L’attribution du prix Nobel de la paix à Barack Obama a un caractère quelque peu insolite, malgré la sympathie dont bénéficie personnellement le nouveau président des Etats-Unis dans les opinions publiques de la quasi totalité des pays du monde. D’ordinaire, une haute distinction internationale, que ce soit la médaille Fields pour les mathématiques, le prix Nobel de médecine ou le prix Nobel de la paix sanctionne une œuvre accomplie et reconnue. Dans le cas d’Obama, rien de tel, et pour cause : en moins d’un an d’exercice du pouvoir, il n’a matériellement pas eu le temps de faire aboutir l’un quelconque des immenses chantiers qui sont devant lui. Son prix Nobel est donc une récompense anticipée pour la réalisation de grands travaux qui, pour l’heure, en sont essentiellement au stade du discours et des déclarations d’intention.
On dira à juste titre que le verbe est déjà de l’action, qu’il n’est pas négligeable que les Etats-Unis se prononcent en faveur d’une approche multilatérale pour régler les affaires du monde, qu’ils préconisent le désarmement nucléaire et qu’ils tendent la main à l’islam, au lieu de l’appréhender à travers le prisme de la « lutte contre le terrorisme », marque de fabrique des années Bush. A lui seul, ce nouveau balisage de la scène mondiale peut faire bouger les lignes géopolitiques et désamorcer ou au moins freiner des processus de confrontation. Ce n’est déjà pas si mal.
Il faut cependant se garder de l’illusion que le président des Etats-Unis aurait les mains libres pour agir. Il doit en particulier composer avec l’énorme puissance de lobbies qui font la pluie et le beau temps au Congrès, et avec des secteurs de l’administration – en premier lieu le Pentagone – qui ont leur politique propre, parfois en opposition à celle d’autres secteurs. La Maison Blanche est loin d’être le seul centre du pouvoir à Washington. D’où des signaux contradictoires donnés à l’opinion internationale. Ainsi, au moment où est annoncé le renoncement au « bouclier » anti-missiles en République tchèque et en Pologne, vécu comme une provocation par la Russie, est confirmée l’installation de sept nouvelles bases militaires américaines en Colombie. Or la quasi totalité des pays d’Amérique du Sud, et tout particulièrement le Brésil, voient dans ce renforcement de la présence armée des Etats-Unis dans la région une atteinte directe à leur souveraineté.
Autre exemple d’inconséquence : alors que, dans son très habile discours d’acceptation de la décision du comité Nobel, Barack Obama évoque « la menace grandissante représentée par le changement climatique », ses négociateurs, contrairement à ceux de l’Union européenne, se refusent pour l’instant à prendre le moindre engagement contraignant sur le volume des émissions de gaz à effet de serre.
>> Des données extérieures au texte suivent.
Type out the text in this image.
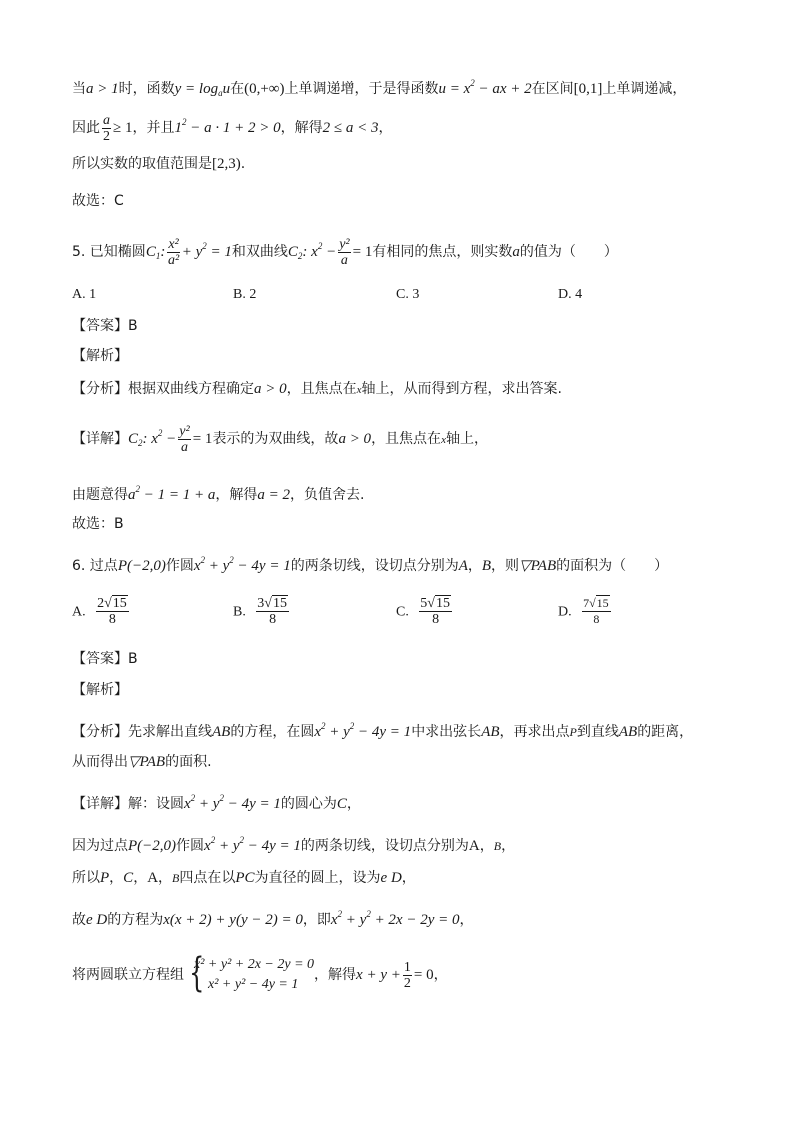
当a > 1时，函数$y = \log_au$在(0,+∞)上单调递增，于是得函数$u = x^2$ − ax + 2在区间[0,1]上单调递减，
因此 $\frac{a}{2} \ge 1$，并且$1^2 - a \cdot 1 + 2 > 0$，解得2 ≤ a < 3，
所以实数的取值范围是[2,3).
故选：C
5. 已知椭圆$C_1$: $\frac{\text{x²}}{\text{a²}} + y^2 = 1$和双曲线$C_2$: $x^2 - \frac{\text{y²}}{a} = 1$有相同的焦点，则实数a的值为（　　）
A. 1	B. 2	C. 3	D. 4
【答案】B
【解析】
【分析】根据双曲线方程确定a > 0，且焦点在x轴上，从而得到方程，求出答案.
【详解】$C_2$: $x^2 - \frac{\text{y²}}{a} = 1$表示的为双曲线，故a > 0，且焦点在x轴上，
由题意得$a^2 - 1 = 1 + a$，解得a = 2，负值舍去.
故选：B
6. 过点P(−2,0)作圆$x^2 + y^2 - 4y = 1$的两条切线，设切点分别为A，B，则▽PAB的面积为（　　）
A. $\frac{2√15}{8}$	B. $\frac{3√15}{8}$	C. $\frac{5√15}{8}$	D. $\frac{7√15}{8}$
【答案】B
【解析】
【分析】先求解出直线AB的方程，在圆$x^2 + y^2 - 4y = 1$中求出弦长AB，再求出点P到直线AB的距离，
从而得出▽PAB的面积.
【详解】解：设圆$x^2 + y^2 - 4y = 1$的圆心为C，
因为过点P(−2,0)作圆$x^2 + y^2 - 4y = 1$的两条切线，设切点分别为A，B，
所以P，C，A，B四点在以PC为直径的圆上，设为e D，
故e D的方程为x(x + 2) + y(y − 2) = 0，即$x^2 + y^2 + 2x - 2y = 0$，
将两圆联立方程组 {
x² + y² + 2x − 2y = 0
x² + y² − 4y = 1
，解得$x + y + \frac{1}{2} = 0$，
Au risque de faire échouer la conférence de Copenhague convoquée en décembre prochain. Le Proche-Orient ne fait pas exception à ces contradictions : le président peut bien évoquer « les droits de tous les Israéliens et Palestiniens à vivre dans la paix et la sécurité dans des pays à eux », son envoyé spécial dans la région , George Mitchell, est bien incapable d’obtenir du gouvernement Netanyahou ne serait-ce que le gel des colonisations israéliennes en Cisjordanie. Les autorités de Jérusalem savent parfaitement que l’administration Obama n’a pas, aux Etats-Unis, la marge de manoeuvre politique suffisante pour exercer la pression qui les ferait plier.
Au niveau international, le prix Nobel de la paix renforce certainement la main de Barack Obama, mais il en faudra beaucoup plus pour que le président soit en mesure de passer de la parole aux actes.